The lyrical structure follows a deteriorating relationship through dream imagery, with lines like “And then the rain started pouring down/And then you burned it to the ground” conjuring both environmental and interpersonal collapse. This duality feels intentional from a group whose latest EP tackles “climate instability, rising autocracy, and the erosion of civil liberties.” The personal becomes political, just as it did in the alternative rock heyday they channel.

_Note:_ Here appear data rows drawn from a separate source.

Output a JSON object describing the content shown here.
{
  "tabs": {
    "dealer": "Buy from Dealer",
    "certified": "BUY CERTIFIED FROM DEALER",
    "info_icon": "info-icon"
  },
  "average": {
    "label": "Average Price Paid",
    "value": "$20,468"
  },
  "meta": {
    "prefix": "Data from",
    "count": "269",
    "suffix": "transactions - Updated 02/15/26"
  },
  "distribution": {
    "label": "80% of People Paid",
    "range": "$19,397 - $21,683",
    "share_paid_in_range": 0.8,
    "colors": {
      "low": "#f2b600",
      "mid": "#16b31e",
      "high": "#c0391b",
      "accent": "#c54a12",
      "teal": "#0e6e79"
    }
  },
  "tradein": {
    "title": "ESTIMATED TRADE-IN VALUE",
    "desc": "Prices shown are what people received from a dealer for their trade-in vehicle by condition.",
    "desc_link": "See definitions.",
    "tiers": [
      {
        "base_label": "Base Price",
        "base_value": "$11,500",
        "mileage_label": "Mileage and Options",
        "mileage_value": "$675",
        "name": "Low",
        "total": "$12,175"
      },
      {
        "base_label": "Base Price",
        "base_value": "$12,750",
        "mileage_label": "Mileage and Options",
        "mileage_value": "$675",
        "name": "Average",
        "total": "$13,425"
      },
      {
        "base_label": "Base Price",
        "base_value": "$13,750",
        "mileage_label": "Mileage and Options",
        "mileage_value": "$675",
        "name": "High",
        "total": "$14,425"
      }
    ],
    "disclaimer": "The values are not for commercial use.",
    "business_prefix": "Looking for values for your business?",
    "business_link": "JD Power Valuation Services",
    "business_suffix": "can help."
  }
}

Musically, “On a Dream” showcases the band’s seasoned lineup to full effect. David Butler (whose credits include Guster and Lee “Scratch” Perry) provides propulsive percussion that prevents the 12-string guitar richness from becoming merely atmospheric. Meanwhile, Brett Bass (formerly with Gregg Allman) creates the foundational groove that anchors the track’s emotional journey from devastation to cautious hope.
What distinguishes Decades Late from other ’90s revivalists is their refusal to simply recreate. Working with producer-engineer Reed Black at Vinegar Hill Sound, they’ve captured the analog warmth of their influences while introducing contemporary production techniques that prevent the song from feeling like a museum piece. The “crescendo of dueling guitar solos” that propels the track toward its conclusion feels earned rather than obligatory.
“On a Dream” arrives as the centerpiece of “Second Take” (released April 20, 2025), representing an evolution from both their debut LP “Double Appropriation” and the acoustic-forward “Urban Grass” EP. Through this progression, Decades Late demonstrates that musical nostalgia can be more than mere remembrance—it can be resurrection with purpose.